I have JQGrid in my application. If i wanted to capture the user input from Pagination's page number text box, what i have to do? And also i wanted to do it before grid changes it's page.
Is there any way to do it? Please, somebody help me to implement this.
You can use onPaging callback If is's needed you can event stop changing of the page. In case of direct user input the parameter of callback will be the string "user"
. To get the current value you can use either page
parameter or get or set the value directly from the input control
onPaging: function (pgButton) {
var pagerId = this.p.pager.substr(1); // ger paper id like "pager"

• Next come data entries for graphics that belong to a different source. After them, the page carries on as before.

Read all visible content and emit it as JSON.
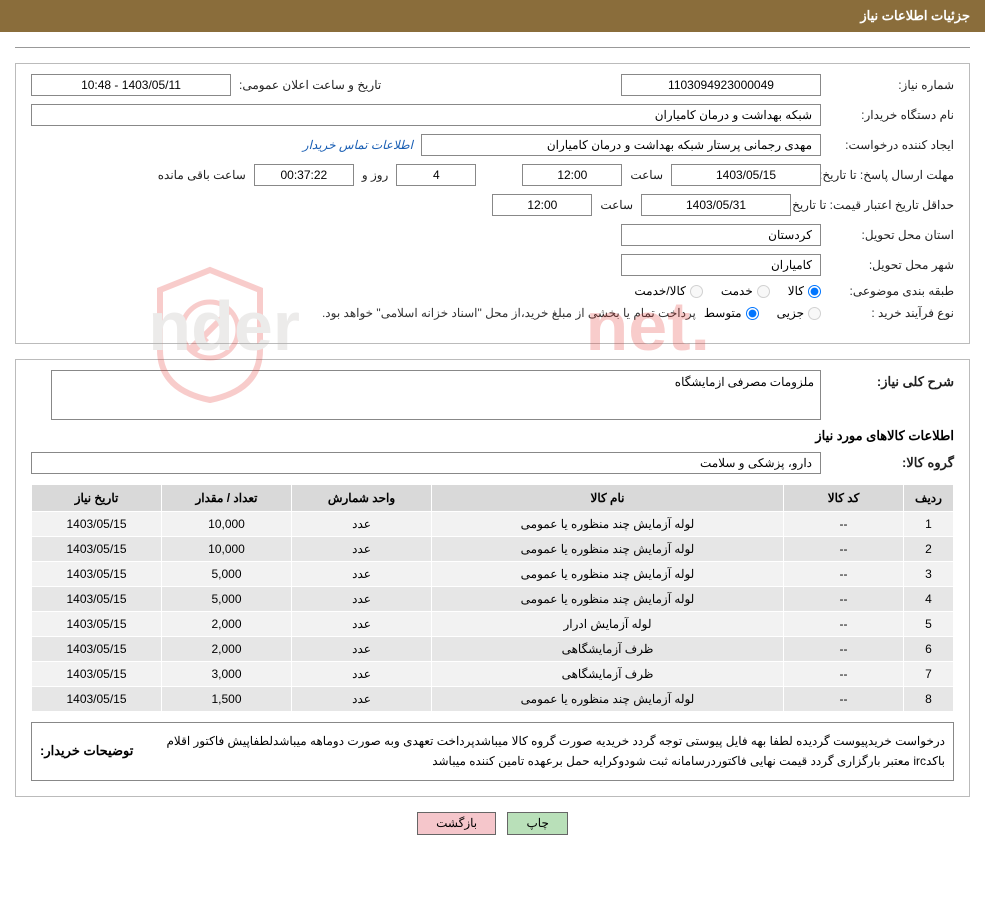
{
  "header": {
    "title": "جزئیات اطلاعات نیاز"
  },
  "form": {
    "need_no_lbl": "شماره نیاز:",
    "need_no": "1103094923000049",
    "announce_lbl": "تاریخ و ساعت اعلان عمومی:",
    "announce_val": "1403/05/11 - 10:48",
    "buyer_org_lbl": "نام دستگاه خریدار:",
    "buyer_org": "شبکه بهداشت و درمان کامیاران",
    "creator_lbl": "ایجاد کننده درخواست:",
    "creator": "مهدی رجمانی پرستار شبکه بهداشت و درمان کامیاران",
    "contact_link": "اطلاعات تماس خریدار",
    "deadline_lbl": "مهلت ارسال پاسخ: تا تاریخ:",
    "deadline_date": "1403/05/15",
    "time_lbl": "ساعت",
    "deadline_time": "12:00",
    "day_lbl": "روز و",
    "days_left": "4",
    "hours_left": "00:37:22",
    "remain_lbl": "ساعت باقی مانده",
    "min_valid_lbl": "حداقل تاریخ اعتبار قیمت: تا تاریخ:",
    "min_valid_date": "1403/05/31",
    "min_valid_time": "12:00",
    "province_lbl": "استان محل تحویل:",
    "province": "کردستان",
    "city_lbl": "شهر محل تحویل:",
    "city": "کامیاران",
    "class_lbl": "طبقه بندی موضوعی:",
    "class_opts": {
      "a": "کالا",
      "b": "خدمت",
      "c": "کالا/خدمت"
    },
    "ptype_lbl": "نوع فرآیند خرید :",
    "ptype_opts": {
      "a": "جزیی",
      "b": "متوسط"
    },
    "ptype_note": "پرداخت تمام یا بخشی از مبلغ خرید،از محل \"اسناد خزانه اسلامی\" خواهد بود."
  },
  "need": {
    "desc_lbl": "شرح کلی نیاز:",
    "desc": "ملزومات مصرفی ازمایشگاه",
    "items_title": "اطلاعات کالاهای مورد نیاز",
    "group_lbl": "گروه کالا:",
    "group": "دارو، پزشکی و سلامت"
  },
  "table": {
    "cols": [
      "ردیف",
      "کد کالا",
      "نام کالا",
      "واحد شمارش",
      "تعداد / مقدار",
      "تاریخ نیاز"
    ],
    "rows": [
      [
        "1",
        "--",
        "لوله آزمایش چند منظوره یا عمومی",
        "عدد",
        "10,000",
        "1403/05/15"
      ],
      [
        "2",
        "--",
        "لوله آزمایش چند منظوره یا عمومی",
        "عدد",
        "10,000",
        "1403/05/15"
      ],
      [
        "3",
        "--",
        "لوله آزمایش چند منظوره یا عمومی",
        "عدد",
        "5,000",
        "1403/05/15"
      ],
      [
        "4",
        "--",
        "لوله آزمایش چند منظوره یا عمومی",
        "عدد",
        "5,000",
        "1403/05/15"
      ],
      [
        "5",
        "--",
        "لوله آزمایش ادرار",
        "عدد",
        "2,000",
        "1403/05/15"
      ],
      [
        "6",
        "--",
        "ظرف آزمایشگاهی",
        "عدد",
        "2,000",
        "1403/05/15"
      ],
      [
        "7",
        "--",
        "ظرف آزمایشگاهی",
        "عدد",
        "3,000",
        "1403/05/15"
      ],
      [
        "8",
        "--",
        "لوله آزمایش چند منظوره یا عمومی",
        "عدد",
        "1,500",
        "1403/05/15"
      ]
    ]
  },
  "buyer_desc": {
    "lbl": "توضیحات خریدار:",
    "txt": "درخواست خریدپیوست گردیده لطفا بهه فایل پیوستی توجه گردد خریدیه صورت گروه کالا میباشدپرداخت تعهدی وبه صورت دوماهه میباشدلطفاپیش فاکتور اقلام باکدirc معتبر بارگزاری گردد قیمت نهایی فاکتوردرسامانه ثبت شودوکرایه حمل برعهده تامین کننده میباشد"
  },
  "buttons": {
    "print": "چاپ",
    "back": "بازگشت"
  },
  "colors": {
    "header_bg": "#8a6d3b",
    "header_fg": "#ffffff",
    "border": "#bbbbbb",
    "input_border": "#888888",
    "th_bg": "#d9d9d9",
    "row_odd": "#f2f2f2",
    "row_even": "#e6e6e6",
    "btn_primary": "#b9e0b9",
    "btn_back": "#f5c6cb",
    "link": "#1a5fb4",
    "wm_red": "#e53935",
    "wm_gray": "#b5b1ad"
  }
}
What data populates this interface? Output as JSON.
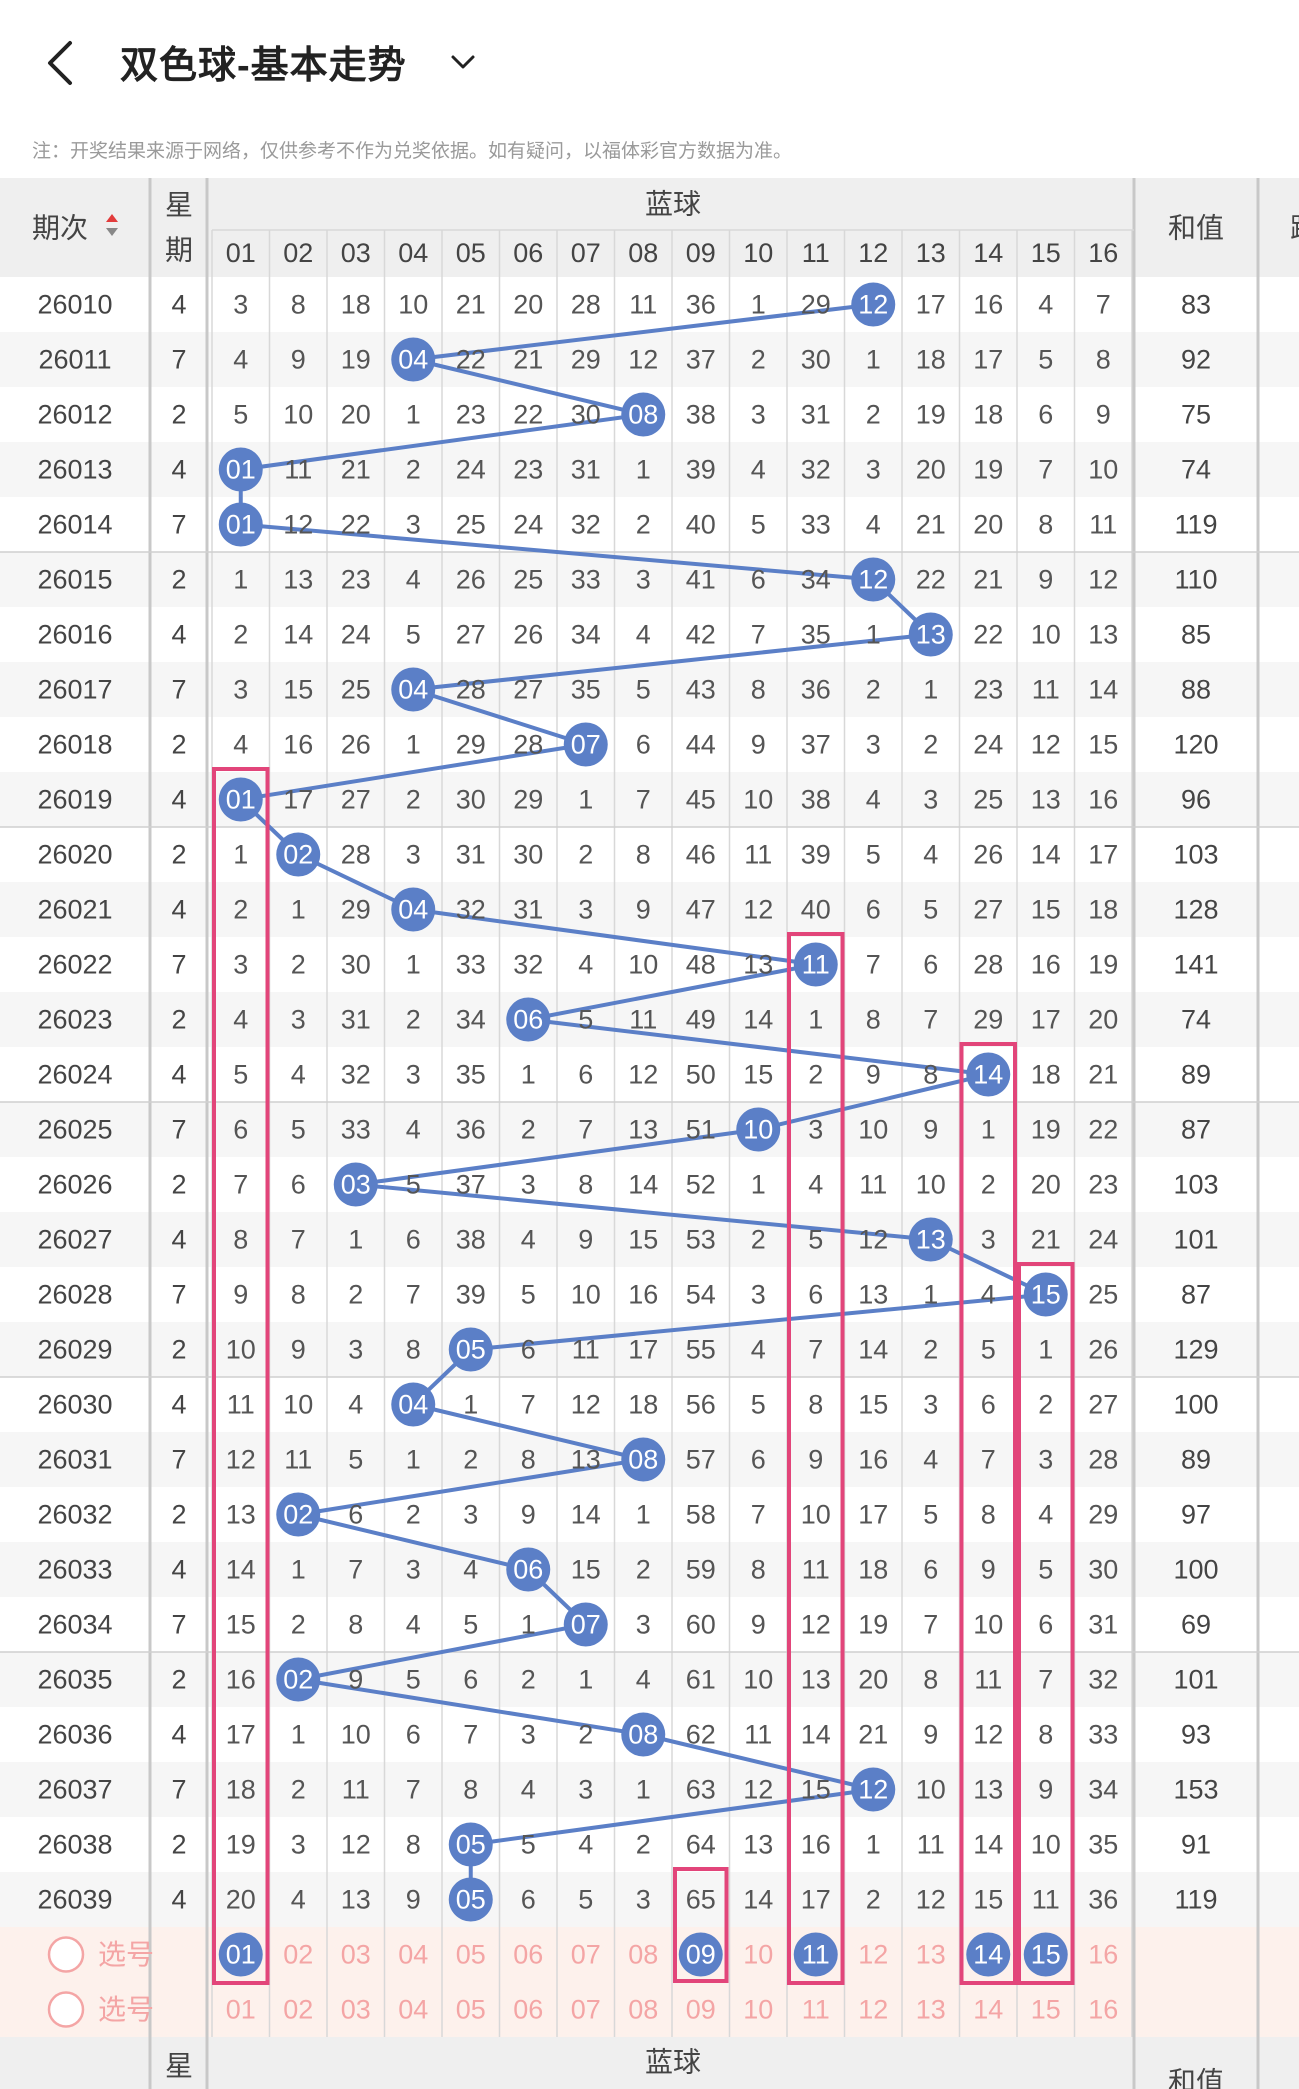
{
  "header": {
    "title": "双色球-基本走势",
    "back_icon": "chevron-left-icon",
    "dropdown_icon": "chevron-down-icon"
  },
  "notice": "注：开奖结果来源于网络，仅供参考不作为兑奖依据。如有疑问，以福体彩官方数据为准。",
  "table": {
    "col_issue": "期次",
    "col_week": [
      "星",
      "期"
    ],
    "col_blue": "蓝球",
    "col_sum": "和值",
    "col_next": "跨",
    "sort_icon": "sort-updown-icon",
    "blue_numbers": [
      "01",
      "02",
      "03",
      "04",
      "05",
      "06",
      "07",
      "08",
      "09",
      "10",
      "11",
      "12",
      "13",
      "14",
      "15",
      "16"
    ],
    "rows": [
      {
        "issue": "26010",
        "week": "4",
        "cells": [
          3,
          8,
          18,
          10,
          21,
          20,
          28,
          11,
          36,
          1,
          29,
          "12",
          17,
          16,
          4,
          7
        ],
        "sum": "83"
      },
      {
        "issue": "26011",
        "week": "7",
        "cells": [
          4,
          9,
          19,
          "04",
          22,
          21,
          29,
          12,
          37,
          2,
          30,
          1,
          18,
          17,
          5,
          8
        ],
        "sum": "92"
      },
      {
        "issue": "26012",
        "week": "2",
        "cells": [
          5,
          10,
          20,
          1,
          23,
          22,
          30,
          "08",
          38,
          3,
          31,
          2,
          19,
          18,
          6,
          9
        ],
        "sum": "75"
      },
      {
        "issue": "26013",
        "week": "4",
        "cells": [
          "01",
          11,
          21,
          2,
          24,
          23,
          31,
          1,
          39,
          4,
          32,
          3,
          20,
          19,
          7,
          10
        ],
        "sum": "74"
      },
      {
        "issue": "26014",
        "week": "7",
        "cells": [
          "01",
          12,
          22,
          3,
          25,
          24,
          32,
          2,
          40,
          5,
          33,
          4,
          21,
          20,
          8,
          11
        ],
        "sum": "119"
      },
      {
        "issue": "26015",
        "week": "2",
        "cells": [
          1,
          13,
          23,
          4,
          26,
          25,
          33,
          3,
          41,
          6,
          34,
          "12",
          22,
          21,
          9,
          12
        ],
        "sum": "110"
      },
      {
        "issue": "26016",
        "week": "4",
        "cells": [
          2,
          14,
          24,
          5,
          27,
          26,
          34,
          4,
          42,
          7,
          35,
          1,
          "13",
          22,
          10,
          13
        ],
        "sum": "85"
      },
      {
        "issue": "26017",
        "week": "7",
        "cells": [
          3,
          15,
          25,
          "04",
          28,
          27,
          35,
          5,
          43,
          8,
          36,
          2,
          1,
          23,
          11,
          14
        ],
        "sum": "88"
      },
      {
        "issue": "26018",
        "week": "2",
        "cells": [
          4,
          16,
          26,
          1,
          29,
          28,
          "07",
          6,
          44,
          9,
          37,
          3,
          2,
          24,
          12,
          15
        ],
        "sum": "120"
      },
      {
        "issue": "26019",
        "week": "4",
        "cells": [
          "01",
          17,
          27,
          2,
          30,
          29,
          1,
          7,
          45,
          10,
          38,
          4,
          3,
          25,
          13,
          16
        ],
        "sum": "96"
      },
      {
        "issue": "26020",
        "week": "2",
        "cells": [
          1,
          "02",
          28,
          3,
          31,
          30,
          2,
          8,
          46,
          11,
          39,
          5,
          4,
          26,
          14,
          17
        ],
        "sum": "103"
      },
      {
        "issue": "26021",
        "week": "4",
        "cells": [
          2,
          1,
          29,
          "04",
          32,
          31,
          3,
          9,
          47,
          12,
          40,
          6,
          5,
          27,
          15,
          18
        ],
        "sum": "128"
      },
      {
        "issue": "26022",
        "week": "7",
        "cells": [
          3,
          2,
          30,
          1,
          33,
          32,
          4,
          10,
          48,
          13,
          "11",
          7,
          6,
          28,
          16,
          19
        ],
        "sum": "141"
      },
      {
        "issue": "26023",
        "week": "2",
        "cells": [
          4,
          3,
          31,
          2,
          34,
          "06",
          5,
          11,
          49,
          14,
          1,
          8,
          7,
          29,
          17,
          20
        ],
        "sum": "74"
      },
      {
        "issue": "26024",
        "week": "4",
        "cells": [
          5,
          4,
          32,
          3,
          35,
          1,
          6,
          12,
          50,
          15,
          2,
          9,
          8,
          "14",
          18,
          21
        ],
        "sum": "89"
      },
      {
        "issue": "26025",
        "week": "7",
        "cells": [
          6,
          5,
          33,
          4,
          36,
          2,
          7,
          13,
          51,
          "10",
          3,
          10,
          9,
          1,
          19,
          22
        ],
        "sum": "87"
      },
      {
        "issue": "26026",
        "week": "2",
        "cells": [
          7,
          6,
          "03",
          5,
          37,
          3,
          8,
          14,
          52,
          1,
          4,
          11,
          10,
          2,
          20,
          23
        ],
        "sum": "103"
      },
      {
        "issue": "26027",
        "week": "4",
        "cells": [
          8,
          7,
          1,
          6,
          38,
          4,
          9,
          15,
          53,
          2,
          5,
          12,
          "13",
          3,
          21,
          24
        ],
        "sum": "101"
      },
      {
        "issue": "26028",
        "week": "7",
        "cells": [
          9,
          8,
          2,
          7,
          39,
          5,
          10,
          16,
          54,
          3,
          6,
          13,
          1,
          4,
          "15",
          25
        ],
        "sum": "87"
      },
      {
        "issue": "26029",
        "week": "2",
        "cells": [
          10,
          9,
          3,
          8,
          "05",
          6,
          11,
          17,
          55,
          4,
          7,
          14,
          2,
          5,
          1,
          26
        ],
        "sum": "129"
      },
      {
        "issue": "26030",
        "week": "4",
        "cells": [
          11,
          10,
          4,
          "04",
          1,
          7,
          12,
          18,
          56,
          5,
          8,
          15,
          3,
          6,
          2,
          27
        ],
        "sum": "100"
      },
      {
        "issue": "26031",
        "week": "7",
        "cells": [
          12,
          11,
          5,
          1,
          2,
          8,
          13,
          "08",
          57,
          6,
          9,
          16,
          4,
          7,
          3,
          28
        ],
        "sum": "89"
      },
      {
        "issue": "26032",
        "week": "2",
        "cells": [
          13,
          "02",
          6,
          2,
          3,
          9,
          14,
          1,
          58,
          7,
          10,
          17,
          5,
          8,
          4,
          29
        ],
        "sum": "97"
      },
      {
        "issue": "26033",
        "week": "4",
        "cells": [
          14,
          1,
          7,
          3,
          4,
          "06",
          15,
          2,
          59,
          8,
          11,
          18,
          6,
          9,
          5,
          30
        ],
        "sum": "100"
      },
      {
        "issue": "26034",
        "week": "7",
        "cells": [
          15,
          2,
          8,
          4,
          5,
          1,
          "07",
          3,
          60,
          9,
          12,
          19,
          7,
          10,
          6,
          31
        ],
        "sum": "69"
      },
      {
        "issue": "26035",
        "week": "2",
        "cells": [
          16,
          "02",
          9,
          5,
          6,
          2,
          1,
          4,
          61,
          10,
          13,
          20,
          8,
          11,
          7,
          32
        ],
        "sum": "101"
      },
      {
        "issue": "26036",
        "week": "4",
        "cells": [
          17,
          1,
          10,
          6,
          7,
          3,
          2,
          "08",
          62,
          11,
          14,
          21,
          9,
          12,
          8,
          33
        ],
        "sum": "93"
      },
      {
        "issue": "26037",
        "week": "7",
        "cells": [
          18,
          2,
          11,
          7,
          8,
          4,
          3,
          1,
          63,
          12,
          15,
          "12",
          10,
          13,
          9,
          34
        ],
        "sum": "153"
      },
      {
        "issue": "26038",
        "week": "2",
        "cells": [
          19,
          3,
          12,
          8,
          "05",
          5,
          4,
          2,
          64,
          13,
          16,
          1,
          11,
          14,
          10,
          35
        ],
        "sum": "91"
      },
      {
        "issue": "26039",
        "week": "4",
        "cells": [
          20,
          4,
          13,
          9,
          "05",
          6,
          5,
          3,
          65,
          14,
          17,
          2,
          12,
          15,
          11,
          36
        ],
        "sum": "119"
      }
    ],
    "select_label": "选号",
    "select_row1_chosen": [
      "01",
      "09",
      "11",
      "14",
      "15"
    ],
    "footer": {
      "col_week": "星",
      "col_blue": "蓝球",
      "col_sum": "和值"
    }
  },
  "colors": {
    "ball": "#5b7fc7",
    "line": "#5b7fc7",
    "highlight_box": "#e2457a",
    "select_text": "#f4a5a5",
    "select_bg": "#fdf1ec",
    "header_bg": "#efefef"
  }
}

var newValue = $('input.ui-pg-input', "#pg_" + $.jgrid.jqID(pagerId)).val();
// newValue is in the most cases the same as in this.p.page
// only wrong values like -10 entered by user will not update
// "page" parameter
if (pgButton === "user" && newValue > 2) { // some tests
return "stop";
}
}
UPDATED: Free jqGrid don't have the described above problem. See the wiki article which describes additional options
parameter of onPaging
callback, which has newPage
, currentPage
and some other properties.
I was facing same problem. I need to pass page number manually.
I found this code from another post I dont remeber :p.
Hope it will be help full
$("#GridId").getGridParam('page')